Le lingue d’Europa
Nell’Unione europea (UE), che conta 497 milioni di abitanti, il tedesco è la lingua materna più diffusa, con circa 90 milioni di locutori nativi; seguono francese, inglese e italiano, parlati ciascuno da circa 60 milioni di persone. Tuttavia, per un terzo dei cittadini europei, l’inglese è la prima lingua straniera conosciuta, superando di gran lunga le altre lingue. Seguono il tedesco e il francese, che sono parlati ciascuno, come prima lingua straniera, da circa il 10% della popolazione. L’UE promuove l’apprendimento delle lingue e finanzia una serie di programmi a tal fine, soprattutto nel quadro del Programma “Socrates”, programma educativo a largo raggio che comprende ERASMUS (v. Programma europeo per la mobilità degli studenti universitari), e del Programma Leonardo, dedicato alla formazione professionale. Partendo dall’idea che non ci si può accontentare di una sola “lingua franca”, la Commissione europea ha varato, nel luglio 2003, un piano d’azione per promuovere la diversità linguistica e quindi l’obiettivo: “lingua materna più due altre lingue”.
Il rispetto della diversità linguistica e culturale è sancito dalla Carta dei diritti fondamentali dell’Unione europea, che riguarda non solo le 23 lingue ufficiali dell’UE, ma anche le numerose lingue regionali (come il bretone, il frisone, il gallese, ecc.), le lingue minoritarie (cioè parlate da una minoranza in uno Stato, ma che sono lingue ufficiali in un altro paese dell’Unione, come il francese in Val d’Aosta) e quelle non legate a un territorio (come le lingue rom e yiddish). L’UE promuove l’utilizzo e la salvaguardia di queste lingue, in particolare attraverso la rete “Mercator”, che raccoglie, archivia, analizza e diffonde informazioni e documenti. Dal gennaio 2007 il multilinguismo costituisce il portafoglio di un membro della Commissione europea.
Il regime linguistico delle istituzioni dell’UE
Il regime linguistico delle Istituzioni comunitarie, fissato dal regolamento 1/58 CEE del 15 aprile 1958, e modificato più volte, stabilisce le lingue ufficiali dell’Unione nelle quali i cittadini possono dialogare con le istituzioni dell’UE (cfr. art. 21 CE) e accedere alla sua legislazione. Gli allargamenti (v. Allargamento) del 2004 e del 2007 hanno fatto raddoppiare il numero delle lingue ufficiali. L’UE, composta oggi da 27 Stati membri, conta 23 lingue ufficiali, contro le 11 dell’UE a 15: bulgaro, ceco, danese, estone, finnico, francese, gaelico irlandese (il cui uso è tuttavia limitato da deroghe temporanee), greco, inglese, italiano, lettone, lituano, maltese, neerlandese, polacco, portoghese, romeno, slovacco, sloveno, spagnolo, svedese, tedesco, ungherese. Esiste inoltre un regime particolare per le tre lingue regionali spagnole (basco, catalano e galiziano).
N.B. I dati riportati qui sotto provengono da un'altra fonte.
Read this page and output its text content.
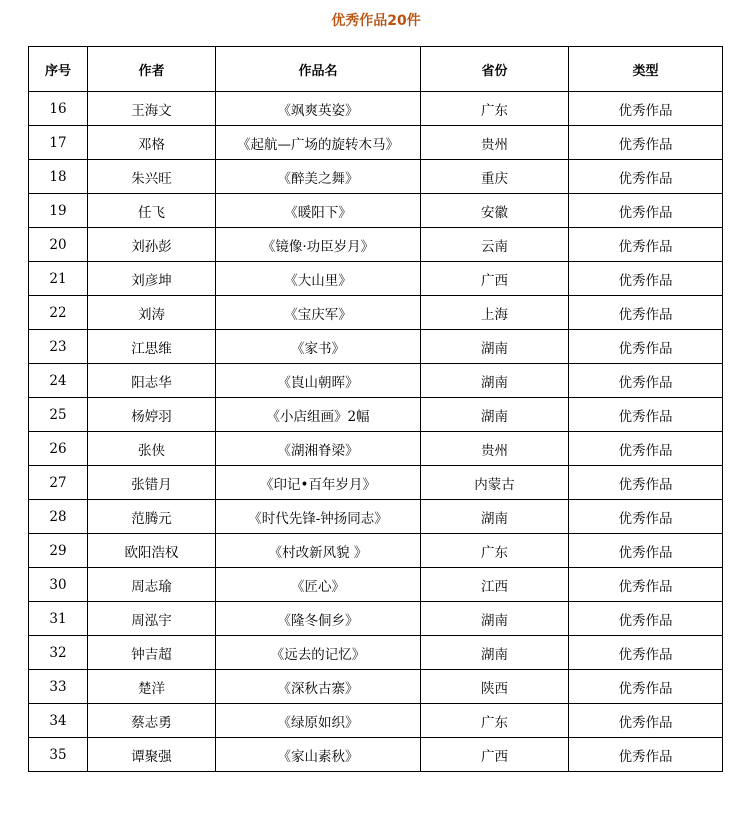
优秀作品20件
序号	作者	作品名	省份	类型
16	王海文	《飒爽英姿》	广东	优秀作品
17	邓格	《起航—广场的旋转木马》	贵州	优秀作品
18	朱兴旺	《醉美之舞》	重庆	优秀作品
19	任飞	《暖阳下》	安徽	优秀作品
20	刘孙彭	《镜像·功臣岁月》	云南	优秀作品
21	刘彦坤	《大山里》	广西	优秀作品
22	刘涛	《宝庆军》	上海	优秀作品
23	江思维	《家书》	湖南	优秀作品
24	阳志华	《崀山朝晖》	湖南	优秀作品
25	杨婷羽	《小店组画》2幅	湖南	优秀作品
26	张侠	《湖湘脊梁》	贵州	优秀作品
27	张错月	《印记•百年岁月》	内蒙古	优秀作品
28	范腾元	《时代先锋-钟扬同志》	湖南	优秀作品
29	欧阳浩权	《村改新风貌 》	广东	优秀作品
30	周志瑜	《匠心》	江西	优秀作品
31	周泓宇	《隆冬侗乡》	湖南	优秀作品
32	钟吉超	《远去的记忆》	湖南	优秀作品
33	楚洋	《深秋古寨》	陕西	优秀作品
34	蔡志勇	《绿原如织》	广东	优秀作品
35	谭聚强	《家山素秋》	广西	优秀作品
Con l’aumento del numero delle lingue ufficiali, pur rispettando il regime linguistico, le istituzioni praticano una politica linguistica che tiene conto della limitatezza delle disponibilità finanziarie e della penuria di risorse umane specializzate. Non si tratta solo dell’inevitabile ricorso ai relais nell’interpretazione o della pratica delle “lingue ponte” nella traduzione. Certo, in taluni casi, non ci sono molte possibilità di flessibilità, come nel Parlamento europeo, dove la traduzione e l’interpretazione in tutte le lingue ufficiali è di rigore a tutti i livelli dell’istituzione, o nel Consiglio dei ministri, dove vi è la stessa esigenza a livello ministeriale. Nel Consiglio, tuttavia, interpretazione e traduzione vengono limitate a un numero ristretto di lingue per le riunioni dei suoi organi preparatori – Comitato dei rappresentanti permanenti (COREPER), Comitato politico e di sicurezza (CPS), certi Comitati e gruppi di lavoro, ecc. – i cui partecipanti hanno spesso conoscenze linguistiche sufficienti. Quanto alla Commissione, nella misura in cui continua produrre i suoi documenti ufficiali in tutte le lingue ufficiali essa deve ridurre sensibilmente il volume di ciascun documento, trasferendone la parte più tecnica a documenti di lavoro disponibili in un numero più limitato di lingue e talvolta solo nella lingua di redazione. Queste pratiche restrittive, che mirano tuttavia a rendere possibile il mantenimento del multilinguismo là dove esso è essenziale, saranno sempre più necessarie nella prospettiva di ampliamenti ulteriori e del conseguente aumento del numero delle lingue ufficiali.